Kathleen snapped her fingers, and the pieces flew up from the polished wood floor and into her hand.
“How did you do that? I smashed it!” Dad said.
“Albert, you KNOW my ruby is a part of me!” She laughed from deep in her throat. “Now I have it.”
Kathleen lifted the amulet hanging from the string and passed the shattered ruby’s fragments over the pendant. The pieces reformed into the setting, all but one. She started to jerk it off the string but noticed the missing piece.
Kathleen doubled her fists and arched her back, screaming. “WHERE IS IT?” She searched the floor, then turned her attention to Wiley, scowling. “You have it!” Kathleen’s eyes narrowed. Fire blazed across the ceiling and the smoke thickened.
Wiley shook his head. Behind Kathleen, Dad adjusted the clock’s alarm while keeping an eye on her. Everything was still set, the clock, the can, and the ruby amulet, although cracked and a piece missing. He checked the alignment and the time, and the clock ticked the last seconds. Kathleen raised her hand to send fire at Wiley, but the clock’s alarm sounded. The ruby snapped toward the north star.
Dad jerked the collar of Kathleen’s gown, and they tumbled under the tripod.
Tiny, flint-like sparks shot from their clothes. The sparks grew into small fires in front of them, and Dad covered his face. Kathleen held firm to the ruby pendant as a rainbow appeared around them.
Kathleen tried to grab at the ruby pendant hanging on the string while she and Dad fought, and they fell into the rainbow. Sparks and fire grew around them, and Dad pulled her further into it. Edges of their clothing caught fire. And so did Dad’s laboratory.
Dad yelled back at Wiley as they faded out of sight. “Wiley! I’ll find a way to stop her. Use the exit plan I showed you! Run to the doors. GET OUT NOW!”

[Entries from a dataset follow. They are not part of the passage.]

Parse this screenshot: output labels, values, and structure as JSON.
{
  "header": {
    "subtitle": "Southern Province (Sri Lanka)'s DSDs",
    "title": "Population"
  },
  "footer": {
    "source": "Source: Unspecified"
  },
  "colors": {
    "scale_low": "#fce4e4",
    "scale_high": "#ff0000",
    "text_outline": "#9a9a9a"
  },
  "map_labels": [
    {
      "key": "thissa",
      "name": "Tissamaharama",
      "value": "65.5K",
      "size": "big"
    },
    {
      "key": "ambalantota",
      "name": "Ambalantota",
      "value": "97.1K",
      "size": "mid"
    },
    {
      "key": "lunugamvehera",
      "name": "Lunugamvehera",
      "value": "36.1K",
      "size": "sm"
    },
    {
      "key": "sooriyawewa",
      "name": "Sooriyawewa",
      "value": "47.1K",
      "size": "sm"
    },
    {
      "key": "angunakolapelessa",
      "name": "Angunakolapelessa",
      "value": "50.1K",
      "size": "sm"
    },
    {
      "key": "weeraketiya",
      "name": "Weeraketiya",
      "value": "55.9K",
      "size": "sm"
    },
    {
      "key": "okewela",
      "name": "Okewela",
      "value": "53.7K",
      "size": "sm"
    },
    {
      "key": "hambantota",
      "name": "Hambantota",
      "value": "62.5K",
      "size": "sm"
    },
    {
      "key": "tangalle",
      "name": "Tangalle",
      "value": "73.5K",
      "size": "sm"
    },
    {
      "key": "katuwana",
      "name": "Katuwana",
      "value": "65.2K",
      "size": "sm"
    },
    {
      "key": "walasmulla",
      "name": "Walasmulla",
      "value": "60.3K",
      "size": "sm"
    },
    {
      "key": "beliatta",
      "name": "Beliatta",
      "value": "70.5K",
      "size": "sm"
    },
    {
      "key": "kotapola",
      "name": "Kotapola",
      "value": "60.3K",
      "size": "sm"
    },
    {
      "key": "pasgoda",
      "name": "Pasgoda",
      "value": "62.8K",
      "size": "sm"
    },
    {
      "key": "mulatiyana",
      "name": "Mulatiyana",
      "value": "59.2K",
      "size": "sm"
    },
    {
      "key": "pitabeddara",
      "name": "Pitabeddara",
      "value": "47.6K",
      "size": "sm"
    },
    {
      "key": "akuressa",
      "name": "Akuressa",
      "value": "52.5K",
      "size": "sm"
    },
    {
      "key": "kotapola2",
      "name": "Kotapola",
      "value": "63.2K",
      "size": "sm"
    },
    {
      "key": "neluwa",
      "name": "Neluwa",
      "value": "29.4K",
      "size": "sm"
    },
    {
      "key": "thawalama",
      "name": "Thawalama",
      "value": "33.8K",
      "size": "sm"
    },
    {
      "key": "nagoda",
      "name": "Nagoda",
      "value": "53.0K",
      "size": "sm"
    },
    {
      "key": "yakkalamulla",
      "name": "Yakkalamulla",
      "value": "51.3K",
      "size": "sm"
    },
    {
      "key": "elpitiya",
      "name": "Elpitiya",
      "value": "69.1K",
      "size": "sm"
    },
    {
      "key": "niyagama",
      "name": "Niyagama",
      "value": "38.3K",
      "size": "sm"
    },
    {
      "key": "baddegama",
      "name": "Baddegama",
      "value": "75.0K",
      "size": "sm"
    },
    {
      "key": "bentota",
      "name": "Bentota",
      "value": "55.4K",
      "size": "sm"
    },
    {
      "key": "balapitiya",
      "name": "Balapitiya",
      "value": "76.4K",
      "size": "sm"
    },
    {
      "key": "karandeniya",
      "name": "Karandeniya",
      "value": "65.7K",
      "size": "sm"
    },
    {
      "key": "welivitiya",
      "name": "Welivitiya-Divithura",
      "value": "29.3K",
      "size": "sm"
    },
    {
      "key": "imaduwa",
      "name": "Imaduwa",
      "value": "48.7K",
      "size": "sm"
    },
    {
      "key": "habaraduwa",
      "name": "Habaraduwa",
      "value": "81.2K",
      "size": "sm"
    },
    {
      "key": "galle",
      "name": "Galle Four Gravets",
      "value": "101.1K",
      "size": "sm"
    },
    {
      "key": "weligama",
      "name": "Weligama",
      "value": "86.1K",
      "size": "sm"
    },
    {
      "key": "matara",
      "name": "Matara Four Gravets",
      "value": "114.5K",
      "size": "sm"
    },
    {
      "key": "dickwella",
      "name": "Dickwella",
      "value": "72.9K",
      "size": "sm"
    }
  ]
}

Dad and the monster woman vanished.
The study burned. Fire raced across the ceiling. Flames from the bookshelf lit containers on Dad’s laboratory table. Beakers popped, exploding flammable liquid in a mist. The long table whooshed into a flat field of roaring fire. Toxic smoke filled the room, choking Wiley. He crawled through the double doors and into the hall. He got to his feet as fire raced out of the study and across the hall’s ceiling. He ran down the hall toward the front door. He ran, and he didn’t stop.
Wiley reached the front lawn, coughing and rolling on the grass. Flames consumed the entire east wing of the mansion. He knelt, defeated, staring at the fire. An adult squatted and wrapped both arms around him from behind. He stared up into the face of their housekeeper.
“Where’s Albert and Kathleen?” asked the salt-and-pepper, middle-aged woman.
“They disappeared through the tripod,” Wiley said. Sirens screamed in the distance, and the sounds became birds chirping outside his trailer as he awakened from the dream.